The American public should feel good, too, about money well spent, other lawyers and legal observers said. Regardless of the outcome in the case, the defense team’s ability to keep up with the government’s massive investigation into the Oklahoma City bombing should allow confidence in the verdict.
“This was the most outrageous, most public murder case in history, and the money spent to defend Tim McVeigh means no one can say he was discriminated against,” said Garvin Isaacs, a defense lawyer in Oklahoma City.
Still, some victims of the blast that killed 168 and injured hundreds on April 19, 1995, resent the huge expenditures. The trial was transferred from Oklahoma City to get a more impartial jury pool, and most relatives and victims have had to pay their way to Denver.
Dr. Paul Heath, president of the Oklahoma City Murrah Building Survivors Association, said he found it ironic that the same government that McVeigh allegedly hated enough to murder innocent people then paid to defend him.
Just how much money has gone toward prosecuting and defending McVeigh is unclear, because U.S. District Judge Richard P. Matsch has refused to disclose the amounts. Estimates start at $30 million for the government, $10 million for the defense - far more than is typically spent in a capital murder case.

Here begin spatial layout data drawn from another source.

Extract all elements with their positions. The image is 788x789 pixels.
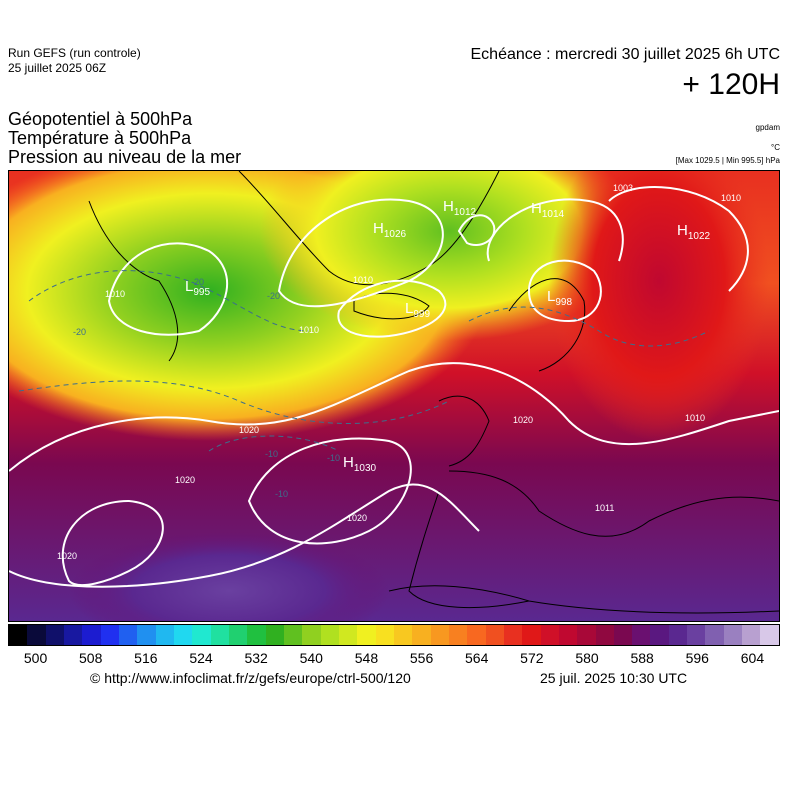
colorbar-swatch bbox=[540, 625, 559, 645]
isotherm-label: -10 bbox=[275, 489, 288, 499]
colorbar-tick-label: 524 bbox=[189, 650, 213, 666]
colorbar-swatch bbox=[173, 625, 193, 645]
weather-map-canvas: L995 H1026 H1012 H1014 L999 H1022 L998 H… bbox=[9, 171, 779, 621]
colorbar-swatch bbox=[118, 625, 138, 645]
colorbar-swatch bbox=[375, 625, 394, 645]
isobar-label: 1010 bbox=[721, 193, 741, 203]
colorbar-swatch bbox=[668, 625, 688, 645]
colorbar-swatch bbox=[650, 625, 669, 645]
colorbar-tick-label: 540 bbox=[299, 650, 323, 666]
parameter-geopotential: Géopotentiel à 500hPa bbox=[8, 109, 193, 129]
isotherm-label: -10 bbox=[265, 449, 278, 459]
colorbar-swatch bbox=[63, 625, 83, 645]
colorbar-tick-label: 508 bbox=[79, 650, 103, 666]
isotherm-label: -10 bbox=[327, 453, 340, 463]
colorbar-swatch bbox=[338, 625, 358, 645]
colorbar-swatch bbox=[82, 625, 101, 645]
colorbar-swatch bbox=[467, 625, 486, 645]
colorbar-swatch bbox=[210, 625, 229, 645]
run-date: 25 juillet 2025 06Z bbox=[8, 61, 107, 75]
colorbar-swatch bbox=[228, 625, 248, 645]
colorbar-tick-label: 580 bbox=[575, 650, 599, 666]
colorbar-swatch bbox=[27, 625, 46, 645]
unit-pressure-range: [Max 1029.5 | Min 995.5] hPa bbox=[675, 156, 780, 165]
issued-time: 25 juil. 2025 10:30 UTC bbox=[540, 670, 688, 686]
colorbar-swatch bbox=[448, 625, 468, 645]
isobar-label: 1011 bbox=[595, 503, 614, 513]
colorbar-swatch bbox=[558, 625, 578, 645]
colorbar-swatch bbox=[45, 625, 64, 645]
colorbar-swatch bbox=[100, 625, 119, 645]
warm-ridge-east bbox=[549, 171, 769, 441]
colorbar-swatch bbox=[137, 625, 156, 645]
isobar-label: 1020 bbox=[239, 425, 259, 435]
unit-geopotential: gpdam bbox=[755, 123, 780, 132]
colorbar-tick-label: 516 bbox=[134, 650, 158, 666]
colorbar-swatch bbox=[595, 625, 614, 645]
isobar-label: 1020 bbox=[513, 415, 533, 425]
geopotential-colorbar bbox=[8, 624, 780, 646]
colorbar-swatch bbox=[723, 625, 743, 645]
warm-core-south bbox=[69, 531, 389, 621]
isobar-label: 1010 bbox=[299, 325, 319, 335]
colorbar-tick-label: 596 bbox=[685, 650, 709, 666]
run-title: Run GEFS (run controle) bbox=[8, 46, 141, 60]
colorbar-tick-label: 588 bbox=[630, 650, 654, 666]
colorbar-swatch bbox=[485, 625, 504, 645]
colorbar-tick-label: 500 bbox=[23, 650, 48, 666]
colorbar-swatch bbox=[265, 625, 284, 645]
weather-map[interactable]: L995 H1026 H1012 H1014 L999 H1022 L998 H… bbox=[8, 170, 780, 622]
colorbar-swatch bbox=[430, 625, 449, 645]
isotherms bbox=[18, 270, 710, 452]
isobar-label: 1020 bbox=[347, 513, 367, 523]
colorbar-swatch bbox=[705, 625, 724, 645]
isotherm-label: -20 bbox=[267, 291, 280, 301]
isobar-label: 1003 bbox=[613, 183, 633, 193]
isotherm-label: -20 bbox=[73, 327, 86, 337]
colorbar-tick-label: 604 bbox=[740, 650, 765, 666]
colorbar-swatch bbox=[247, 625, 266, 645]
source-credit[interactable]: © http://www.infoclimat.fr/z/gefs/europe… bbox=[90, 670, 411, 686]
unit-temperature: °C bbox=[771, 143, 780, 152]
isobar-label: 1010 bbox=[353, 275, 373, 285]
colorbar-swatch bbox=[760, 625, 779, 645]
isotherm-label: -20 bbox=[191, 277, 204, 287]
colorbar-swatch bbox=[577, 625, 596, 645]
colorbar-tick-label: 548 bbox=[354, 650, 379, 666]
isobar-label: 1020 bbox=[175, 475, 195, 485]
colorbar-swatch bbox=[412, 625, 431, 645]
colorbar-swatch bbox=[302, 625, 321, 645]
colorbar-swatch bbox=[522, 625, 541, 645]
cold-pool-north bbox=[259, 171, 639, 341]
colorbar-swatch bbox=[192, 625, 211, 645]
colorbar-tick-label: 532 bbox=[244, 650, 268, 666]
colorbar-tick-label: 564 bbox=[465, 650, 489, 666]
colorbar-swatch bbox=[393, 625, 413, 645]
isobar-label: 1010 bbox=[105, 289, 125, 299]
lead-time: + 120H bbox=[682, 68, 780, 101]
parameter-temperature: Température à 500hPa bbox=[8, 128, 192, 148]
isobar-label: 1010 bbox=[685, 413, 705, 423]
colorbar-swatch bbox=[687, 625, 706, 645]
parameter-pressure: Pression au niveau de la mer bbox=[8, 147, 242, 167]
colorbar-swatch bbox=[9, 625, 28, 645]
colorbar-swatch bbox=[632, 625, 651, 645]
colorbar-swatch bbox=[155, 625, 174, 645]
colorbar-swatch bbox=[357, 625, 376, 645]
colorbar-tick-label: 556 bbox=[409, 650, 434, 666]
colorbar-swatch bbox=[613, 625, 633, 645]
isobars bbox=[9, 186, 779, 588]
colorbar-swatch bbox=[503, 625, 523, 645]
forecast-validity: Echéance : mercredi 30 juillet 2025 6h U… bbox=[470, 46, 781, 63]
colorbar-swatch bbox=[320, 625, 339, 645]
colorbar-tick-label: 572 bbox=[520, 650, 544, 666]
colorbar-swatch bbox=[742, 625, 761, 645]
isobar-label: 1020 bbox=[57, 551, 77, 561]
colorbar-swatch bbox=[283, 625, 303, 645]
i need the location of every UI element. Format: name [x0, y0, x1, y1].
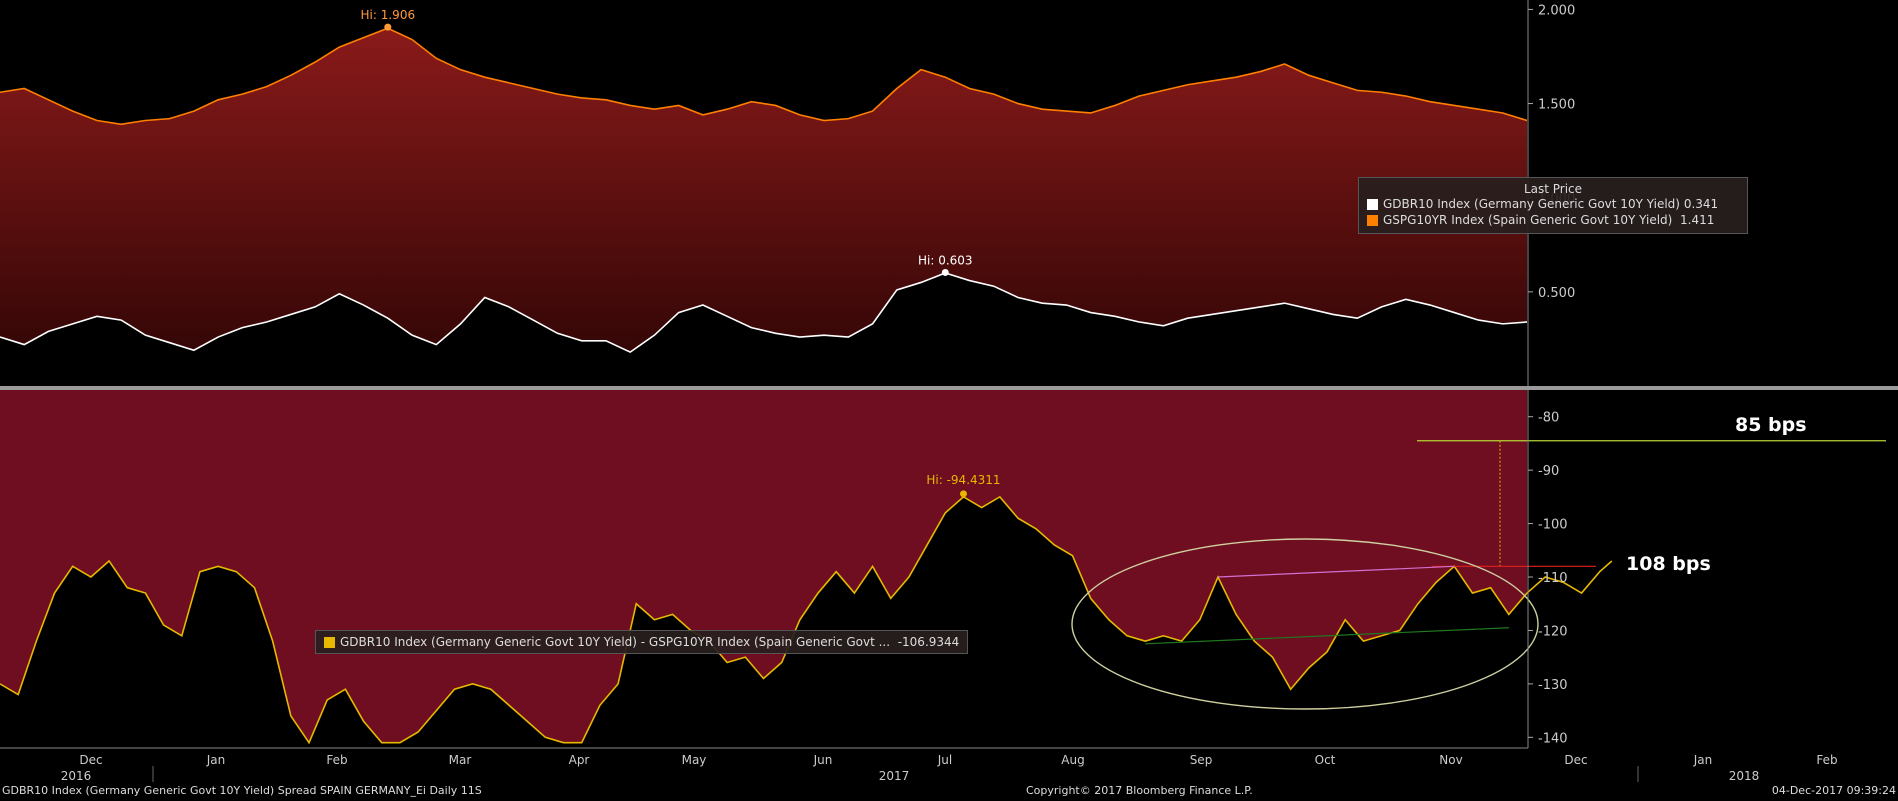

What is known is that Matsch has allowed Jones to assemble a 14-member team of lawyers backed by six other lawyers and a small support staff. Since January, when Jones relocated most of his office from Enid, Okla., the government has paid the rent on the team’s offices, as well as for its meals and hotels. Jones and three other lawyers earn $125 an hour; while some earn as little as $10 an hour, most of the others are paid $55 to $85 an hour.
It’s a deal few murder defendants get.
Scott Wallace, director of defender services at the National Legal Aid and Defender Association in Washington, noted that 99 percent of all murder cases are tried at the local level and that state or county caps for court-appointed attorneys can be as low as $1,000 a case. With murder cases taking an average of 500 hours to prepare, he added, that works out to $2 an hour for the attorney.
“Lawyers are either getting massively under-compensated or taking these cases pro bono, which means that murder cases are attracting a bunch of saints or hacks who are willing to do it for rock-bottom prices by spending less time than they ought to preparing,” Wallace said.